Not interconnected, mind you, but that goes without saying, as Chicago does not sit beside London, nor Zoos by the lone standing Alcatraz. As the levels needed no interconnection, in turn they were able to create fantastic visionaries of various locations across the globe, built specifically for the combo-minded Hawk gamer in mind. So it lacks the loading tunnels of American Wasteland and the blah repetition of Project 8.

… isn't that a good thing?

Fear only the engine if you've come to grips only with the more recent iterations of Hawk; THPS4 lacks many combo essentials of today, including the seemingly obvious and basic walking maneuver, which means that players weaning on comboing in THAW or THP8 will have a little adjusting to do. Righteous adjusting indeed, though; this horizontally- geared level design means that there's very little massive drops from buildings to catch insane amounts of air to perform multiple 900s in succession.
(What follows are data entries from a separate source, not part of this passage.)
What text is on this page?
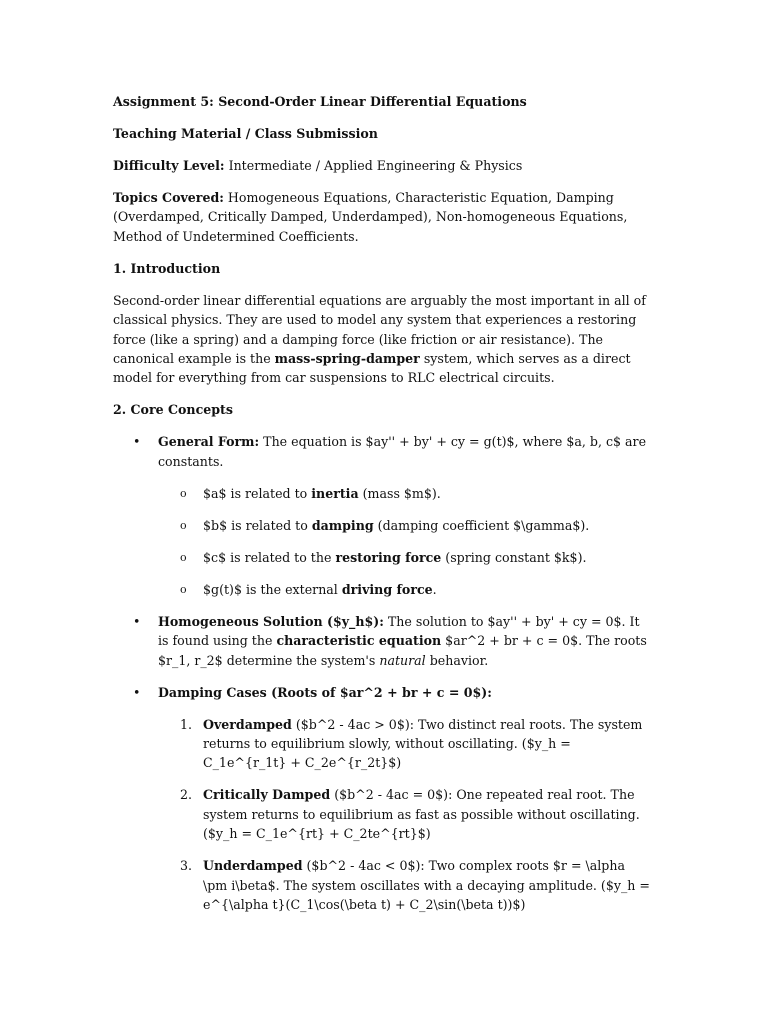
Assignment 5: Second-Order Linear Differential Equations

Teaching Material / Class Submission

Difficulty Level: Intermediate / Applied Engineering & Physics

Topics Covered: Homogeneous Equations, Characteristic Equation, Damping (Overdamped, Critically Damped, Underdamped), Non-homogeneous Equations, Method of Undetermined Coefficients.

1. Introduction

Second-order linear differential equations are arguably the most important in all of classical physics. They are used to model any system that experiences a restoring force (like a spring) and a damping force (like friction or air resistance). The canonical example is the mass-spring-damper system, which serves as a direct model for everything from car suspensions to RLC electrical circuits.

2. Core Concepts

• General Form: The equation is $ay'' + by' + cy = g(t)$, where $a, b, c$ are constants.
o $a$ is related to inertia (mass $m$).
o $b$ is related to damping (damping coefficient $\gamma$).
o $c$ is related to the restoring force (spring constant $k$).
o $g(t)$ is the external driving force.
• Homogeneous Solution ($y_h$): The solution to $ay'' + by' + cy = 0$. It is found using the characteristic equation $ar^2 + br + c = 0$. The roots $r_1, r_2$ determine the system's natural behavior.
• Damping Cases (Roots of $ar^2 + br + c = 0$):
1. Overdamped ($b^2 - 4ac > 0$): Two distinct real roots. The system returns to equilibrium slowly, without oscillating. ($y_h = C_1e^{r_1t} + C_2e^{r_2t}$)
2. Critically Damped ($b^2 - 4ac = 0$): One repeated real root. The system returns to equilibrium as fast as possible without oscillating. ($y_h = C_1e^{rt} + C_2te^{rt}$)
3. Underdamped ($b^2 - 4ac < 0$): Two complex roots $r = \alpha \pm i\beta$. The system oscillates with a decaying amplitude. ($y_h = e^{\alpha t}(C_1\cos(\beta t) + C_2\sin(\beta t))$)
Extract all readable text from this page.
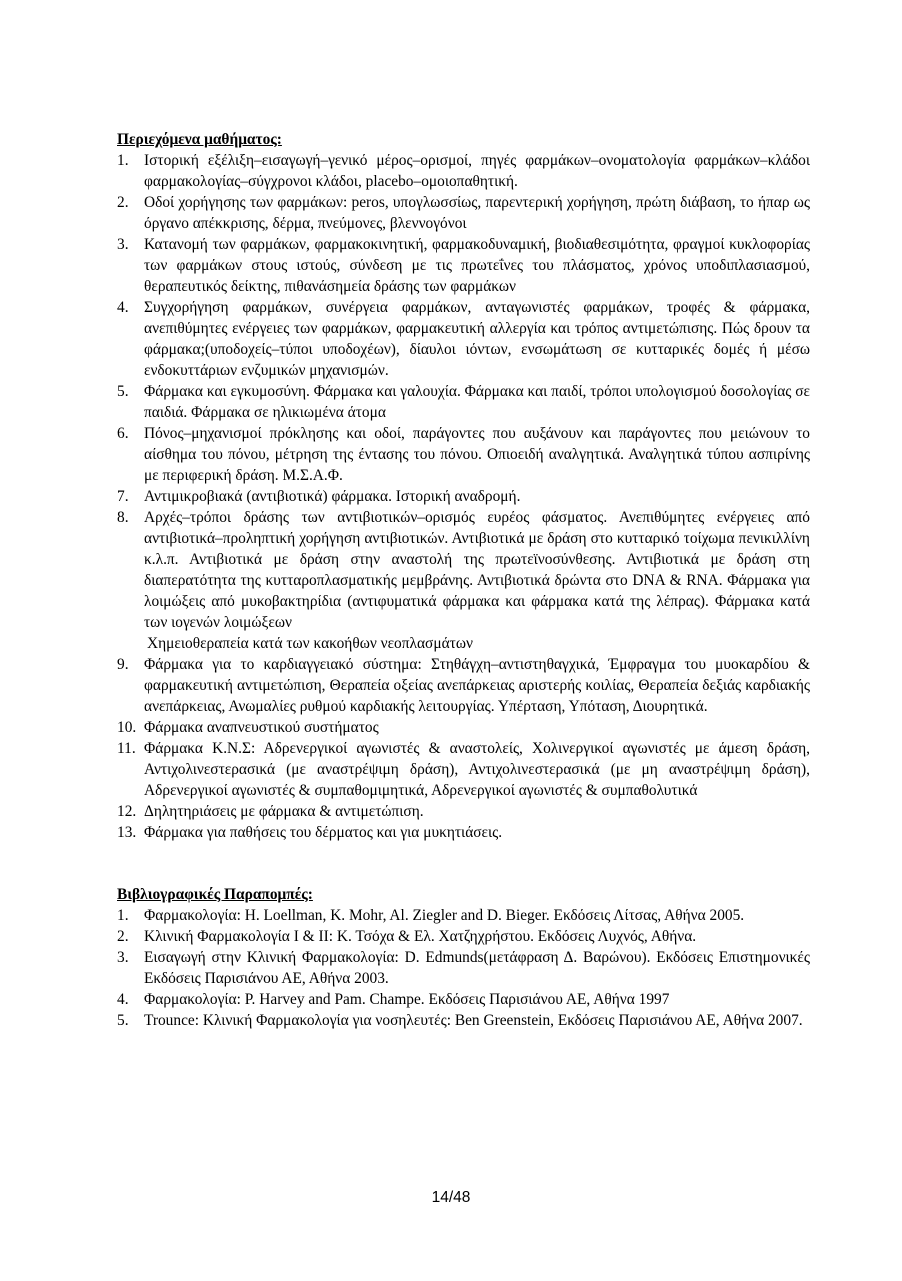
Περιεχόμενα μαθήματος:

1. Ιστορική εξέλιξη–εισαγωγή–γενικό μέρος–ορισμοί, πηγές φαρμάκων–ονοματολογία φαρμάκων–κλάδοι φαρμακολογίας–σύγχρονοι κλάδοι, placebo–ομοιοπαθητική.
2. Οδοί χορήγησης των φαρμάκων: peros, υπογλωσσίως, παρεντερική χορήγηση, πρώτη διάβαση, το ήπαρ ως όργανο απέκκρισης, δέρμα, πνεύμονες, βλεννογόνοι
3. Κατανομή των φαρμάκων, φαρμακοκινητική, φαρμακοδυναμική, βιοδιαθεσιμότητα, φραγμοί κυκλοφορίας των φαρμάκων στους ιστούς, σύνδεση με τις πρωτεΐνες του πλάσματος, χρόνος υποδιπλασιασμού, θεραπευτικός δείκτης, πιθανάσημεία δράσης των φαρμάκων
4. Συγχορήγηση φαρμάκων, συνέργεια φαρμάκων, ανταγωνιστές φαρμάκων, τροφές & φάρμακα, ανεπιθύμητες ενέργειες των φαρμάκων, φαρμακευτική αλλεργία και τρόπος αντιμετώπισης. Πώς δρουν τα φάρμακα;(υποδοχείς–τύποι υποδοχέων), δίαυλοι ιόντων, ενσωμάτωση σε κυτταρικές δομές ή μέσω ενδοκυττάριων ενζυμικών μηχανισμών.
5. Φάρμακα και εγκυμοσύνη. Φάρμακα και γαλουχία. Φάρμακα και παιδί, τρόποι υπολογισμού δοσολογίας σε παιδιά. Φάρμακα σε ηλικιωμένα άτομα
6. Πόνος–μηχανισμοί πρόκλησης και οδοί, παράγοντες που αυξάνουν και παράγοντες που μειώνουν το αίσθημα του πόνου, μέτρηση της έντασης του πόνου. Οπιοειδή αναλγητικά. Αναλγητικά τύπου ασπιρίνης με περιφερική δράση. Μ.Σ.Α.Φ.
7. Αντιμικροβιακά (αντιβιοτικά) φάρμακα. Ιστορική αναδρομή.
8. Αρχές–τρόποι δράσης των αντιβιοτικών–ορισμός ευρέος φάσματος. Ανεπιθύμητες ενέργειες από αντιβιοτικά–προληπτική χορήγηση αντιβιοτικών. Αντιβιοτικά με δράση στο κυτταρικό τοίχωμα πενικιλλίνη κ.λ.π. Αντιβιοτικά με δράση στην αναστολή της πρωτεϊνοσύνθεσης. Αντιβιοτικά με δράση στη διαπερατότητα της κυτταροπλασματικής μεμβράνης. Αντιβιοτικά δρώντα στο DNA & RNA. Φάρμακα για λοιμώξεις από μυκοβακτηρίδια (αντιφυματικά φάρμακα και φάρμακα κατά της λέπρας). Φάρμακα κατά των ιογενών λοιμώξεων
Χημειοθεραπεία κατά των κακοήθων νεοπλασμάτων
9. Φάρμακα για το καρδιαγγειακό σύστημα: Στηθάγχη–αντιστηθαγχικά, Έμφραγμα του μυοκαρδίου & φαρμακευτική αντιμετώπιση, Θεραπεία οξείας ανεπάρκειας αριστερής κοιλίας, Θεραπεία δεξιάς καρδιακής ανεπάρκειας, Ανωμαλίες ρυθμού καρδιακής λειτουργίας. Υπέρταση, Υπόταση, Διουρητικά.
10. Φάρμακα αναπνευστικού συστήματος
11. Φάρμακα Κ.Ν.Σ: Αδρενεργικοί αγωνιστές & αναστολείς, Χολινεργικοί αγωνιστές με άμεση δράση, Αντιχολινεστερασικά (με αναστρέψιμη δράση), Αντιχολινεστερασικά (με μη αναστρέψιμη δράση), Αδρενεργικοί αγωνιστές & συμπαθομιμητικά, Αδρενεργικοί αγωνιστές & συμπαθολυτικά
12. Δηλητηριάσεις με φάρμακα & αντιμετώπιση.
13. Φάρμακα για παθήσεις του δέρματος και για μυκητιάσεις.

Βιβλιογραφικές Παραπομπές:

1. Φαρμακολογία: H. Loellman, K. Mohr, Al. Ziegler and D. Bieger. Εκδόσεις Λίτσας, Αθήνα 2005.
2. Κλινική Φαρμακολογία I & II: Κ. Τσόχα & Ελ. Χατζηχρήστου. Εκδόσεις Λυχνός, Αθήνα.
3. Εισαγωγή στην Κλινική Φαρμακολογία: D. Edmunds(μετάφραση Δ. Βαρώνου). Εκδόσεις Επιστημονικές Εκδόσεις Παρισιάνου ΑΕ, Αθήνα 2003.
4. Φαρμακολογία: P. Harvey and Pam. Champe. Εκδόσεις Παρισιάνου ΑΕ, Αθήνα 1997
5. Trounce: Κλινική Φαρμακολογία για νοσηλευτές: Ben Greenstein, Εκδόσεις Παρισιάνου ΑΕ, Αθήνα 2007.
14/48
It's certainly still Hawk, but the horizontal focus means it's trickier to pin-point great spots for air, which ups the challenge in raising your combo. One could possibly be inclined to leave out special airs altogether, simply due to how the levels were built (and they were built excellently with much to trick over yet not too much to cause clutter.)

Your trek through the Career mode here was the ground-breaker back when; though Aggressive Inline beat it to the first punch, Hawk 4's open career refined the style and set it in stone. Skate up to pedestrians for goals to accomplish, be they performing specific tricks or nailing combos. Do the goals at your own pace, or just combo around and have a blast. The obvious borrowing from Grand Theft Auto rings no thoughts of the game because of how seamlessly it's intertwined here. The free-roaming of Hawk 4 became a staple in the series because of how well it worked here.

The Career is a doozy, too; skate around completing 90 goals, then an extra-tough pro goal. Then, welcome another heavy dosing of goals bringing the total to more than double than before. Just as the game seems to end, more life is breathed in to offer the most expansive career seen yet in a Hawk title. Even after completing each and every one of these progressively difficult goals, you still have all the gaps of the levels to nail. All the cash icons to collect. All the funky clothing and skateboard decks to buy.

Hawk 4 plays strongly to its extra content and customizability. There's multitudes of videos to unlock, one per skater featured in the game (there are many, more than ten) and then more yet. Skaters to unlock. A very robust selection of outfits and looks to create your own virtual skater with, more so that the most recent Project 8. A full, well-working park editor to create your own dream-park with, offering a large selection of pieces to place on terrain which can be modified on the grid-like pattern. Custom music to mask the game in case you don't like the offerings of Iron Maiden, Run-DMC, Sex Pistols or Offspring (among many, many others.) Of course, if you're not into the whole creation aspect, you could just pick a real-life pro and skate as him or her.

The key thing that puts THPS4 above all other Hawk titles and firmly up there with the greatest games of all time is the most basic attributes it possesses; it's extremely big and robust, and it's a gamer's game. Easy to pick up, intensely difficult to master (note: stringing together one million point combos is not mastery of the game. People can accomplish a hundred times that, plus more yet.) Forever fun to play.

Perhaps, the greatest game of all time.